Sareum Holdings, up 2.5%, announced that its co-development partner, the CRT Pioneer Fund (CPF) has signed a development and commercialisation licence agreement for SRA737 with a biopharma company based in the US. Under the terms of the agreement, an immediate payment of $0.5m is due to CPF and an additional fee consisting of $1.0m in cash and 500,000 shares in the licensee company may be payable upon the sooner of 12 months following the signing of the Licensing Agreement, or the event of the Licensee Company achieving certain commercial and material financing objectives. Also, an additional payment of $289m may become payable to CPF, subject to achievement of certain development, regulatory and commercial milestones which may or may not be achieved.

LPA Group, up 6.2%, announced the acquisition of Red Box international holdings Ltd for a consideration of approximately £1.1m, of which £275,000 is being satisfied on completion, and £825,000 is payable post-completion.

UK markets closed lower last week, as rate cut bets eased.
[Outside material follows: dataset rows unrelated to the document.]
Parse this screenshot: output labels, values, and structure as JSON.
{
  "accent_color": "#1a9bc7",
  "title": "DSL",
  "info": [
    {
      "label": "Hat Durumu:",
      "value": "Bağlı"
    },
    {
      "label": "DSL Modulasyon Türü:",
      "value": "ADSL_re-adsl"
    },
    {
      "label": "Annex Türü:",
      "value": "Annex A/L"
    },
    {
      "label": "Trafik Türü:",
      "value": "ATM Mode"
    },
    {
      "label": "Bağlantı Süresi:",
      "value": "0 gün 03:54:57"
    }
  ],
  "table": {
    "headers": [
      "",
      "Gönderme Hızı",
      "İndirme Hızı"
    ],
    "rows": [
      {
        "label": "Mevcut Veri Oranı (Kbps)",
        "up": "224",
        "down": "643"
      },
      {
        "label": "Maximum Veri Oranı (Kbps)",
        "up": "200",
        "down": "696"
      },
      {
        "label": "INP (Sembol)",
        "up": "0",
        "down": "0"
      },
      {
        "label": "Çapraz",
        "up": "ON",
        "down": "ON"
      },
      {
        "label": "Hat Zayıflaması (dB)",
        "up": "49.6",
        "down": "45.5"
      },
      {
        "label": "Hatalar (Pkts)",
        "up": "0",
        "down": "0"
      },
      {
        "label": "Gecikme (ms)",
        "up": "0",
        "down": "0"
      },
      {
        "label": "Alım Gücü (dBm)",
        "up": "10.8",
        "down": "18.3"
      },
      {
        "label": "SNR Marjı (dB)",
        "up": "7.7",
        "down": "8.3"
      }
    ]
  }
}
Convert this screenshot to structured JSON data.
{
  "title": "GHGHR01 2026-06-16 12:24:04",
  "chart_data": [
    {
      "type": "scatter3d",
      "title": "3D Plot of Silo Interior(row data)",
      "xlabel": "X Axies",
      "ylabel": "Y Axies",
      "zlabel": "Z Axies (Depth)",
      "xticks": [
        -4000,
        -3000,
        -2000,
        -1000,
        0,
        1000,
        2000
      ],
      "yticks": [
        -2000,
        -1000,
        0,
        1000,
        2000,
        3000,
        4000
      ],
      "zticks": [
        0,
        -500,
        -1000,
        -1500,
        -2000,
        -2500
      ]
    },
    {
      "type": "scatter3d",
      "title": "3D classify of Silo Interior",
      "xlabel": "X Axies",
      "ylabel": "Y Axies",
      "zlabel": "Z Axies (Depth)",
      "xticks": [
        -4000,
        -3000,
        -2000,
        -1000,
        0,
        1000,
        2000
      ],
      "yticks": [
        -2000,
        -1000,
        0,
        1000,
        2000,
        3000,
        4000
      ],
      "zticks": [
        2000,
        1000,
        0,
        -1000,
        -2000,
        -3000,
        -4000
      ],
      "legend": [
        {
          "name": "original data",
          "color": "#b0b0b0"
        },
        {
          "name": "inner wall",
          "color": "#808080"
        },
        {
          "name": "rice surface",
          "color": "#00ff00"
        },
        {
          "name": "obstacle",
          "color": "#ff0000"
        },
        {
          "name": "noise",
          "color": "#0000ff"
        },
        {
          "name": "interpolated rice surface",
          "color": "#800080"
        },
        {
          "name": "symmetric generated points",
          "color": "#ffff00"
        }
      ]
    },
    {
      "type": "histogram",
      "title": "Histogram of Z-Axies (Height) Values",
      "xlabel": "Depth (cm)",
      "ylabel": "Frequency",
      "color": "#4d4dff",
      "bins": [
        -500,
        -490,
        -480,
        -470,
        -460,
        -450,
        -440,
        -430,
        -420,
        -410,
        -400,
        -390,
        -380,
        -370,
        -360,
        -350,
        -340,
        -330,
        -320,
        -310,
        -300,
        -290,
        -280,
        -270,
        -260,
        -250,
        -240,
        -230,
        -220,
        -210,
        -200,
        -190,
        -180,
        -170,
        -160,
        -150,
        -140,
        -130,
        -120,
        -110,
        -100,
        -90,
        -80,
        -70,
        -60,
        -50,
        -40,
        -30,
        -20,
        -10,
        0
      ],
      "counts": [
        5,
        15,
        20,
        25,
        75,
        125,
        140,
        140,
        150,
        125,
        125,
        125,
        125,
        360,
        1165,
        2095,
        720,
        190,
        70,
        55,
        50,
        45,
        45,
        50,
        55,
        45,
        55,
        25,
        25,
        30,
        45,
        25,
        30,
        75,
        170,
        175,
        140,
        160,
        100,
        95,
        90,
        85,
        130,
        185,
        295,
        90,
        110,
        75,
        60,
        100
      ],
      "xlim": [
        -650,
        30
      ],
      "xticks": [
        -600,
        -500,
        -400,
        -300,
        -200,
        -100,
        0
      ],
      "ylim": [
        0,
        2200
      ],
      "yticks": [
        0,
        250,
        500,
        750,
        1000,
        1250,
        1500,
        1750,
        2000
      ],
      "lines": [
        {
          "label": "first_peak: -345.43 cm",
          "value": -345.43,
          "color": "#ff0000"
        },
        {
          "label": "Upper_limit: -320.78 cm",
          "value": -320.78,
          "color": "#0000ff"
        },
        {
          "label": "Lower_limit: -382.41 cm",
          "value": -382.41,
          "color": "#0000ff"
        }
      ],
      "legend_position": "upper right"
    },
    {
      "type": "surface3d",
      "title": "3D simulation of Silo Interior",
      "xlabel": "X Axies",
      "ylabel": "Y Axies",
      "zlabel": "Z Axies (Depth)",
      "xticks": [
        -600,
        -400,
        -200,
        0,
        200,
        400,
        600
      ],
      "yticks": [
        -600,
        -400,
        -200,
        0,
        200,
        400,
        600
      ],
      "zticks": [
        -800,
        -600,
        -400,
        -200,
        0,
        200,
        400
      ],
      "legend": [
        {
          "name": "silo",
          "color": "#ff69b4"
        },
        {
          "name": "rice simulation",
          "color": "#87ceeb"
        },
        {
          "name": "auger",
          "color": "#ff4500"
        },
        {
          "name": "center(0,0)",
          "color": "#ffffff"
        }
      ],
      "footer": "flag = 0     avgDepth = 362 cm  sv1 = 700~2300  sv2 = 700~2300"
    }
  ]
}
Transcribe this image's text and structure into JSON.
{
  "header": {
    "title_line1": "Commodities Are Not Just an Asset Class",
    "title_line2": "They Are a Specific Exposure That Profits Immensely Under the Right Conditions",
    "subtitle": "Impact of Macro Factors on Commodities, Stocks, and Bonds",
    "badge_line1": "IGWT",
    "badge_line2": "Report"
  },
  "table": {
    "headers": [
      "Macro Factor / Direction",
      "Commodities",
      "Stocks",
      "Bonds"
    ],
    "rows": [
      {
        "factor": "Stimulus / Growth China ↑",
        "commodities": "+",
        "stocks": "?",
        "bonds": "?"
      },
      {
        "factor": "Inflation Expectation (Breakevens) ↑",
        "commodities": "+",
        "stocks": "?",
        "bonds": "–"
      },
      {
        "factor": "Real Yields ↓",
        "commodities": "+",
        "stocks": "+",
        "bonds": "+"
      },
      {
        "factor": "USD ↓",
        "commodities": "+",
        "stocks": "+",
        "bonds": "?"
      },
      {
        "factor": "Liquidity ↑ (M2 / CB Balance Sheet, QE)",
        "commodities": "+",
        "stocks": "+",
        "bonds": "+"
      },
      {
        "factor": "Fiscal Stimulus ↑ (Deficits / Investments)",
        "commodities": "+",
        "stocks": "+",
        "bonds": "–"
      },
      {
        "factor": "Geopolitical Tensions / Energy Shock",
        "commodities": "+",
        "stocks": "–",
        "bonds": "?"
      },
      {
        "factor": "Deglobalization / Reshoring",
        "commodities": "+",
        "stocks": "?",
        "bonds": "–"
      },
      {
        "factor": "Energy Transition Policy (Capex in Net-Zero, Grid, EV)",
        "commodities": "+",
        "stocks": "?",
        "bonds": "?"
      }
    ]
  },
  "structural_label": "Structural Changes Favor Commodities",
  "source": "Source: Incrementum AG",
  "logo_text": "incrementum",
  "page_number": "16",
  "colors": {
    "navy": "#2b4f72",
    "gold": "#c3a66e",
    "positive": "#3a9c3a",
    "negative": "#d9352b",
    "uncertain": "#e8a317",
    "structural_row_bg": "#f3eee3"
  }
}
On the data front, UK’s S&P Global manufacturing PMI weakened for a 17th consecutive month in December, amid slowdown in domestic and global output. On the flipside, UK’s sector activity grew at its fastest pace in six months in December, driven by rise in new orders, while the nation’s consumer credit rose to a 7-year high in November. Additionally, Britain’s house prices climbed to a 9-month high in December, amid property shortage, while the nation’s mortgage approvals increased to its highest level in five months in November, amid decline in borrowing costs. The FTSE 100 index declined 0.6% to settle at 7,689.6, while the FTSE AIM 100 index fell 2.7% to close at 3,602.2. Meanwhile, the FTSE techMARK 100 index lost 2.8% to end at 6,402.2.

US markets ended lower in the previous week, amid uncertainty over Fed’s rate cut outlook. On the data front, the US JOLTS job openings declined to its to lowest level in more than two years in November. Meanwhile, the US nonfarm payrolls advanced more-than-expected in December, while the private sector employment rose by more than market forecasts in December, reflecting a robust jobs market. Additionally, the US initial jobless claims fell to a 2-month low in the week ended 29 December 2023, while the nation’s ISM manufacturing PMI advanced in December, amid rebound in production. Separately, US FOMC meeting minutes indicated that interest rate cuts are likely in 2024, however, it highlighted uncertainty over rate and economic outlook. The DJIA index fell 0.6% to end at 37,466.1, while the NASDAQ index lost 3.2% to close at 14,524.1.